Du Plessis said even though some unions were "one man shows", they had to be accommodated on the bargaining table as the Constitution guarantees freedom of organisation and association.

Teke said that unions should be realistic when they come to the bargaining table as businesses also need to survive.

"We should be realistic about our wage demands. If we are not realistic, we will destroy this industry. We also have the surrounding communities at mines. They also have expectations," Teke added.

Despite constant wage increase demands from the representatives of labour and squabbles of membership, Teke said mining companies need to improve their infrastructure, the bill to which ranges between R100m to R2bn.

Department of Mineral Resources (DMR) director- general Thibedi Ramontja said plans were afoot to ensure that new mineral deposits were identified and reassured South Africans that government is at the forefront of pushing the transformation agenda.

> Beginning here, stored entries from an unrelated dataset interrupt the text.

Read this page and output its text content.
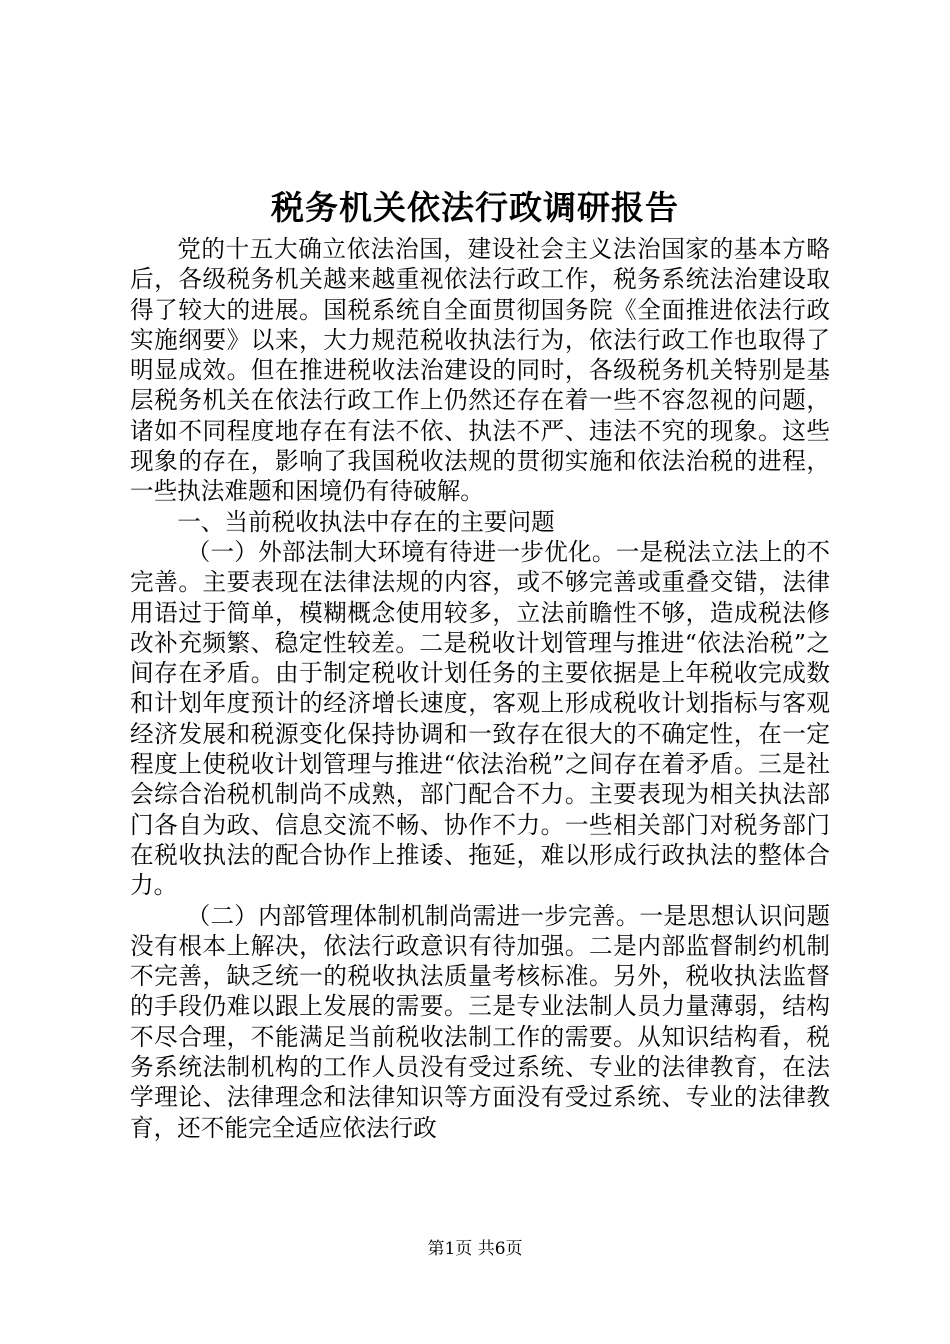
税务机关依法行政调研报告

党的十五大确立依法治国，建设社会主义法治国家的基本方略后，各级税务机关越来越重视依法行政工作，税务系统法治建设取得了较大的进展。国税系统自全面贯彻国务院《全面推进依法行政实施纲要》以来，大力规范税收执法行为，依法行政工作也取得了明显成效。但在推进税收法治建设的同时，各级税务机关特别是基层税务机关在依法行政工作上仍然还存在着一些不容忽视的问题，诸如不同程度地存在有法不依、执法不严、违法不究的现象。这些现象的存在，影响了我国税收法规的贯彻实施和依法治税的进程，一些执法难题和困境仍有待破解。

一、当前税收执法中存在的主要问题

（一）外部法制大环境有待进一步优化。一是税法立法上的不完善。主要表现在法律法规的内容，或不够完善或重叠交错，法律用语过于简单，模糊概念使用较多，立法前瞻性不够，造成税法修改补充频繁、稳定性较差。二是税收计划管理与推进“依法治税”之间存在矛盾。由于制定税收计划任务的主要依据是上年税收完成数和计划年度预计的经济增长速度，客观上形成税收计划指标与客观经济发展和税源变化保持协调和一致存在很大的不确定性，在一定程度上使税收计划管理与推进“依法治税”之间存在着矛盾。三是社会综合治税机制尚不成熟，部门配合不力。主要表现为相关执法部门各自为政、信息交流不畅、协作不力。一些相关部门对税务部门在税收执法的配合协作上推诿、拖延，难以形成行政执法的整体合力。

（二）内部管理体制机制尚需进一步完善。一是思想认识问题没有根本上解决，依法行政意识有待加强。二是内部监督制约机制不完善，缺乏统一的税收执法质量考核标准。另外，税收执法监督的手段仍难以跟上发展的需要。三是专业法制人员力量薄弱，结构不尽合理，不能满足当前税收法制工作的需要。从知识结构看，税务系统法制机构的工作人员没有受过系统、专业的法律教育，在法学理论、法律理念和法律知识等方面没有受过系统、专业的法律教育，还不能完全适应依法行政

第1页 共6页
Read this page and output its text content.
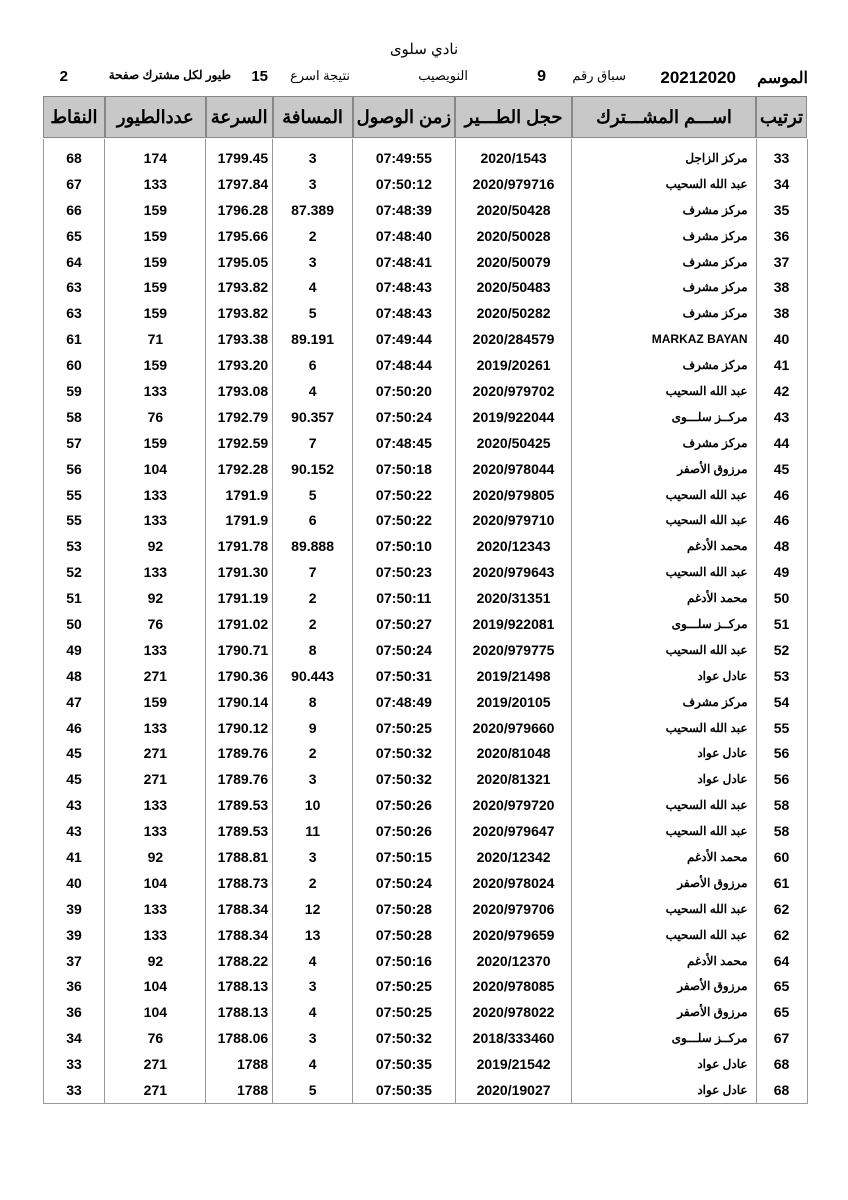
نادي سلوى
الموسم
20212020
سباق رقم
9
النويصيب
نتيجة اسرع
15
طيور لكل مشترك صفحة
2
ترتيب	اســـم المشـــترك	حجل الطـــير	زمن الوصول	المسافة	السرعة	عددالطيور	النقاط
33	مركز الزاجل	2020/1543	07:49:55	3	1799.45	174	68
34	عبد الله السحيب	2020/979716	07:50:12	3	1797.84	133	67
35	مركز مشرف	2020/50428	07:48:39	87.389	1796.28	159	66
36	مركز مشرف	2020/50028	07:48:40	2	1795.66	159	65
37	مركز مشرف	2020/50079	07:48:41	3	1795.05	159	64
38	مركز مشرف	2020/50483	07:48:43	4	1793.82	159	63
38	مركز مشرف	2020/50282	07:48:43	5	1793.82	159	63
40	MARKAZ BAYAN	2020/284579	07:49:44	89.191	1793.38	71	61
41	مركز مشرف	2019/20261	07:48:44	6	1793.20	159	60
42	عبد الله السحيب	2020/979702	07:50:20	4	1793.08	133	59
43	مركــز سلـــوى	2019/922044	07:50:24	90.357	1792.79	76	58
44	مركز مشرف	2020/50425	07:48:45	7	1792.59	159	57
45	مرزوق الأصفر	2020/978044	07:50:18	90.152	1792.28	104	56
46	عبد الله السحيب	2020/979805	07:50:22	5	1791.9	133	55
46	عبد الله السحيب	2020/979710	07:50:22	6	1791.9	133	55
48	محمد الأدغم	2020/12343	07:50:10	89.888	1791.78	92	53
49	عبد الله السحيب	2020/979643	07:50:23	7	1791.30	133	52
50	محمد الأدغم	2020/31351	07:50:11	2	1791.19	92	51
51	مركــز سلـــوى	2019/922081	07:50:27	2	1791.02	76	50
52	عبد الله السحيب	2020/979775	07:50:24	8	1790.71	133	49
53	عادل عواد	2019/21498	07:50:31	90.443	1790.36	271	48
54	مركز مشرف	2019/20105	07:48:49	8	1790.14	159	47
55	عبد الله السحيب	2020/979660	07:50:25	9	1790.12	133	46
56	عادل عواد	2020/81048	07:50:32	2	1789.76	271	45
56	عادل عواد	2020/81321	07:50:32	3	1789.76	271	45
58	عبد الله السحيب	2020/979720	07:50:26	10	1789.53	133	43
58	عبد الله السحيب	2020/979647	07:50:26	11	1789.53	133	43
60	محمد الأدغم	2020/12342	07:50:15	3	1788.81	92	41
61	مرزوق الأصفر	2020/978024	07:50:24	2	1788.73	104	40
62	عبد الله السحيب	2020/979706	07:50:28	12	1788.34	133	39
62	عبد الله السحيب	2020/979659	07:50:28	13	1788.34	133	39
64	محمد الأدغم	2020/12370	07:50:16	4	1788.22	92	37
65	مرزوق الأصفر	2020/978085	07:50:25	3	1788.13	104	36
65	مرزوق الأصفر	2020/978022	07:50:25	4	1788.13	104	36
67	مركــز سلـــوى	2018/333460	07:50:32	3	1788.06	76	34
68	عادل عواد	2019/21542	07:50:35	4	1788	271	33
68	عادل عواد	2020/19027	07:50:35	5	1788	271	33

Ramontja said: "We have achieved a lot of transformation in the industry and major achievements continue to be made. In 1987, we had around 800 companies in the mining industry, now we have over 1600. We used to have just over 100 000 employees, but the sector now employs over 500 000, most of them from previously disadvantaged backgrounds.

"The Labour Relations Act is progressive, it's just about implementation. Our tax system is also competitive.'
Ramontja said the local beneficiation strategy, drafted by the DMR, would add more value to minerals while geosciences technology should be utilised to secure another millennium of mining.

"A few people used to say we will never discover new platinum deposits, but a new company has proved them wrong. We need more geoscientific information to back that and government has made meaningful investments in that area.

"We need to ensure that the country will continue striving in mining. The future for mining is good. We see another 500 to 1000 years of mining."